Richard W. Wallace
Richard W. Wallace is Professor of Art at Wellesley College, where he joined the faculty in 1964. A specialist in Baroque painting, Professor Wallace spent his 1976-77 sabbatical year studying Italian graphic art of the sixteenth and seventeenth centuries.
Mr. Wallace received the B.A. degree from Williams College in 1955 and both the M.F.A. (1961) and the Ph.D. (1965) from Princeton University. Before coming to Wellesley he spent a year as an instructor at Princeton, followed by two years in Italy as a holder of a Fulbright Scholarship. At Wellesley, Professor Wallace teaches courses on sixteenth and seventeenth century painting and sculpture in Southern Europe and in graphic art, and received the Pinanski Prize for Excellence in Teaching in 1987.

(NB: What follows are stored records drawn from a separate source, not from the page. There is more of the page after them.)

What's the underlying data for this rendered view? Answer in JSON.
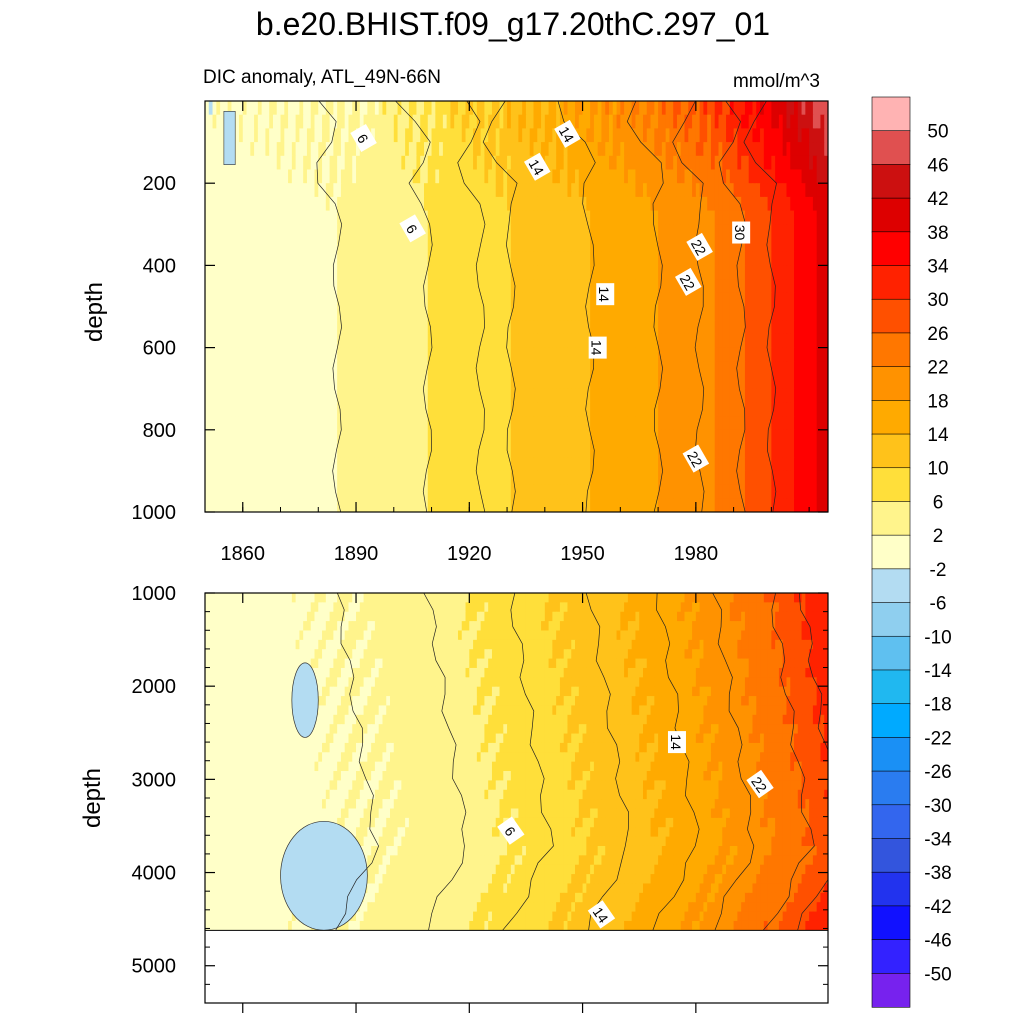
{
  "chart_data": [
    {
      "type": "heatmap",
      "title": "b.e20.BHIST.f09_g17.20thC.297_01",
      "subtitle": "DIC anomaly, ATL_49N-66N",
      "units": "mmol/m^3",
      "ylabel": "depth",
      "xlim": [
        1850,
        2015
      ],
      "ylim": [
        1000,
        0
      ],
      "y_reversed": true,
      "x_ticks": [
        "1860",
        "1890",
        "1920",
        "1950",
        "1980"
      ],
      "y_ticks": [
        "200",
        "400",
        "600",
        "800",
        "1000"
      ],
      "x": [
        1850,
        1885,
        1909,
        1931,
        1952,
        1970,
        1985,
        2000,
        2015
      ],
      "series": [
        {
          "values": [
            0,
            2,
            6,
            10,
            14,
            18,
            22,
            30,
            40
          ]
        }
      ],
      "contour_labels": [
        {
          "text": "6",
          "x": 1892,
          "depth": 90
        },
        {
          "text": "14",
          "x": 1938,
          "depth": 160
        },
        {
          "text": "14",
          "x": 1946,
          "depth": 80
        },
        {
          "text": "6",
          "x": 1905,
          "depth": 310
        },
        {
          "text": "22",
          "x": 1981,
          "depth": 355
        },
        {
          "text": "30",
          "x": 1992,
          "depth": 320
        },
        {
          "text": "22",
          "x": 1978,
          "depth": 440
        },
        {
          "text": "14",
          "x": 1956,
          "depth": 470
        },
        {
          "text": "14",
          "x": 1954,
          "depth": 600
        },
        {
          "text": "22",
          "x": 1980,
          "depth": 870
        }
      ]
    },
    {
      "type": "heatmap",
      "ylabel": "depth",
      "xlim": [
        1850,
        2015
      ],
      "ylim": [
        5400,
        1000
      ],
      "y_reversed": true,
      "data_bottom": 4620,
      "y_ticks": [
        "1000",
        "2000",
        "3000",
        "4000",
        "5000"
      ],
      "x": [
        1850,
        1885,
        1909,
        1931,
        1952,
        1970,
        1985,
        2000,
        2015
      ],
      "series": [
        {
          "values": [
            0,
            2,
            4,
            8,
            12,
            16,
            20,
            26,
            34
          ]
        }
      ],
      "negative_patches": [
        {
          "x": [
            1873,
            1880
          ],
          "depth": [
            1750,
            2550
          ]
        },
        {
          "x": [
            1870,
            1893
          ],
          "depth": [
            3450,
            4620
          ]
        }
      ],
      "contour_labels": [
        {
          "text": "14",
          "x": 1975,
          "depth": 2600
        },
        {
          "text": "22",
          "x": 1997,
          "depth": 3050
        },
        {
          "text": "6",
          "x": 1931,
          "depth": 3550
        },
        {
          "text": "14",
          "x": 1955,
          "depth": 4450
        }
      ]
    }
  ],
  "colorbar": {
    "labels": [
      "50",
      "46",
      "42",
      "38",
      "34",
      "30",
      "26",
      "22",
      "18",
      "14",
      "10",
      "6",
      "2",
      "-2",
      "-6",
      "-10",
      "-14",
      "-18",
      "-22",
      "-26",
      "-30",
      "-34",
      "-38",
      "-42",
      "-46",
      "-50"
    ],
    "colors": [
      "#ffb3b3",
      "#e05050",
      "#cc1010",
      "#dd0000",
      "#ff0000",
      "#ff2200",
      "#ff5000",
      "#ff7700",
      "#ff9200",
      "#ffaa00",
      "#ffc21a",
      "#ffdf3a",
      "#fff48c",
      "#ffffc8",
      "#b3dcf2",
      "#8fcfef",
      "#5fc0f0",
      "#20b8f0",
      "#00aaff",
      "#1a90f5",
      "#2a7cf0",
      "#3366ee",
      "#3355dd",
      "#2233ee",
      "#1111ff",
      "#3322ff",
      "#7722ee"
    ]
  }
}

Active as an Art Historian, Mr. Wallace selected etchings and contributed to the catalogue for The Etchings of Salvator Rosa, an exhibition sponsored by the Arts Council of Great Britain in London in 1973. He then organized an exhibition with catalogue at Wellesley College in 1980: Salvator Rosa in America at the Jewett Arts Center.

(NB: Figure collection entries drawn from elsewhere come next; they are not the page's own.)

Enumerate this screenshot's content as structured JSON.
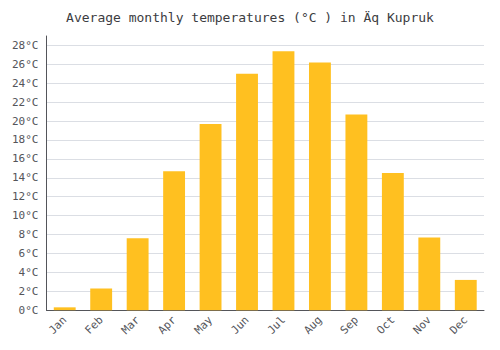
{
  "chart_data": {
    "type": "bar",
    "title": "Average monthly temperatures (°C ) in Äq Kupruk",
    "categories": [
      "Jan",
      "Feb",
      "Mar",
      "Apr",
      "May",
      "Jun",
      "Jul",
      "Aug",
      "Sep",
      "Oct",
      "Nov",
      "Dec"
    ],
    "values": [
      0.3,
      2.3,
      7.6,
      14.7,
      19.7,
      25.0,
      27.4,
      26.2,
      20.7,
      14.5,
      7.7,
      3.2
    ],
    "color": "#FFC020",
    "ylim": [
      0,
      29
    ],
    "yticks": [
      {
        "value": 0,
        "label": "0°C"
      },
      {
        "value": 2,
        "label": "2°C"
      },
      {
        "value": 4,
        "label": "4°C"
      },
      {
        "value": 6,
        "label": "6°C"
      },
      {
        "value": 8,
        "label": "8°C"
      },
      {
        "value": 10,
        "label": "10°C"
      },
      {
        "value": 12,
        "label": "12°C"
      },
      {
        "value": 14,
        "label": "14°C"
      },
      {
        "value": 16,
        "label": "16°C"
      },
      {
        "value": 18,
        "label": "18°C"
      },
      {
        "value": 20,
        "label": "20°C"
      },
      {
        "value": 22,
        "label": "22°C"
      },
      {
        "value": 24,
        "label": "24°C"
      },
      {
        "value": 26,
        "label": "26°C"
      },
      {
        "value": 28,
        "label": "28°C"
      }
    ],
    "grid": true
  }
}
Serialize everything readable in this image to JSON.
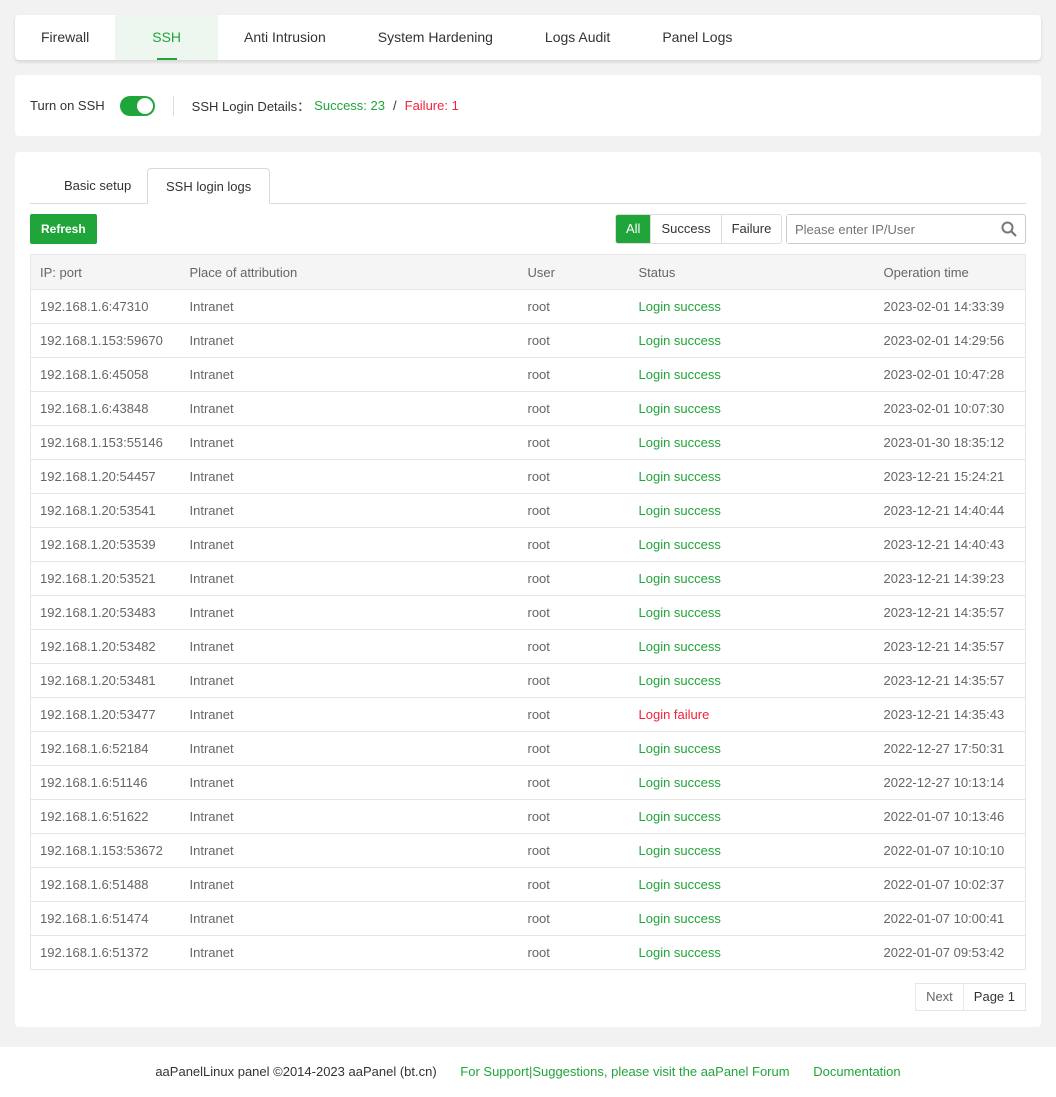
{
  "nav": [
    "Firewall",
    "SSH",
    "Anti Intrusion",
    "System Hardening",
    "Logs Audit",
    "Panel Logs"
  ],
  "ssh": {
    "toggle_label": "Turn on SSH",
    "enabled": true,
    "details_label": "SSH Login Details：",
    "success": "Success: 23",
    "sep": "/",
    "failure": "Failure: 1"
  },
  "subtabs": [
    "Basic setup",
    "SSH login logs"
  ],
  "toolbar": {
    "refresh": "Refresh",
    "filters": [
      "All",
      "Success",
      "Failure"
    ],
    "search_placeholder": "Please enter IP/User"
  },
  "table": {
    "headers": [
      "IP: port",
      "Place of attribution",
      "User",
      "Status",
      "Operation time"
    ],
    "rows": [
      [
        "192.168.1.6:47310",
        "Intranet",
        "root",
        "Login success",
        "2023-02-01 14:33:39"
      ],
      [
        "192.168.1.153:59670",
        "Intranet",
        "root",
        "Login success",
        "2023-02-01 14:29:56"
      ],
      [
        "192.168.1.6:45058",
        "Intranet",
        "root",
        "Login success",
        "2023-02-01 10:47:28"
      ],
      [
        "192.168.1.6:43848",
        "Intranet",
        "root",
        "Login success",
        "2023-02-01 10:07:30"
      ],
      [
        "192.168.1.153:55146",
        "Intranet",
        "root",
        "Login success",
        "2023-01-30 18:35:12"
      ],
      [
        "192.168.1.20:54457",
        "Intranet",
        "root",
        "Login success",
        "2023-12-21 15:24:21"
      ],
      [
        "192.168.1.20:53541",
        "Intranet",
        "root",
        "Login success",
        "2023-12-21 14:40:44"
      ],
      [
        "192.168.1.20:53539",
        "Intranet",
        "root",
        "Login success",
        "2023-12-21 14:40:43"
      ],
      [
        "192.168.1.20:53521",
        "Intranet",
        "root",
        "Login success",
        "2023-12-21 14:39:23"
      ],
      [
        "192.168.1.20:53483",
        "Intranet",
        "root",
        "Login success",
        "2023-12-21 14:35:57"
      ],
      [
        "192.168.1.20:53482",
        "Intranet",
        "root",
        "Login success",
        "2023-12-21 14:35:57"
      ],
      [
        "192.168.1.20:53481",
        "Intranet",
        "root",
        "Login success",
        "2023-12-21 14:35:57"
      ],
      [
        "192.168.1.20:53477",
        "Intranet",
        "root",
        "Login failure",
        "2023-12-21 14:35:43"
      ],
      [
        "192.168.1.6:52184",
        "Intranet",
        "root",
        "Login success",
        "2022-12-27 17:50:31"
      ],
      [
        "192.168.1.6:51146",
        "Intranet",
        "root",
        "Login success",
        "2022-12-27 10:13:14"
      ],
      [
        "192.168.1.6:51622",
        "Intranet",
        "root",
        "Login success",
        "2022-01-07 10:13:46"
      ],
      [
        "192.168.1.153:53672",
        "Intranet",
        "root",
        "Login success",
        "2022-01-07 10:10:10"
      ],
      [
        "192.168.1.6:51488",
        "Intranet",
        "root",
        "Login success",
        "2022-01-07 10:02:37"
      ],
      [
        "192.168.1.6:51474",
        "Intranet",
        "root",
        "Login success",
        "2022-01-07 10:00:41"
      ],
      [
        "192.168.1.6:51372",
        "Intranet",
        "root",
        "Login success",
        "2022-01-07 09:53:42"
      ]
    ]
  },
  "pager": {
    "next": "Next",
    "page": "Page 1"
  },
  "footer": {
    "copyright": "aaPanelLinux panel ©2014-2023 aaPanel (bt.cn)",
    "support": "For Support|Suggestions, please visit the aaPanel Forum",
    "docs": "Documentation"
  },
  "colors": {
    "accent": "#20a53a",
    "failure": "#f0243a"
  }
}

Mr. Wallace is the author of The Etchings of Salvator Rosa, published in 1979 by the Princeton University Press. He has published articles in The Art Bulletin, The Burlington Magazine, Apollo, The Journal of The Warburg and Courtauld Institutes, and The Gazette des Beaux-Arts.
Professor Wallace has been the recipient of three Wellesley College grants: the Huber Award, the Shell Assist, and a general research award. In 1971, he received a grant from the National Endowment for the Humanities Summer Stipend, which he used to travel to Italy to work on his Salvator Rosa manuscript. In 1968, he won a fellowship from the American Council of Learned Societies.
In 1987 and 1988 he won two grants from the National Endowment for the Arts, The Emiliani Paper Company of Fabriano, Italy and the J. Paul Getty Foundation to prepare an exhibition with catalogue: Italian Etchings of the Renaissance and Baroque for the Museum of Fine Arts, Boston, the National Gallery of Art, Washington, and the Cleveland Museum of Art in 1989.
At Wellesley Professor Wallace has served on the Foreign Studies Committee, and has been a member of the Committee on Graduate Instruction, and the Faculty Awards Committee. He is also a frequent speaker to Alumnae groups and to the Wellesley Friends of Art. Mr. Wallace is the founder and President of the Eastham (Cape Cod) Conservation Foundation, a non-profit corporation for land conservation and management.
He and his wife, Kate, live with their two children in Wellesley, Massachusetts.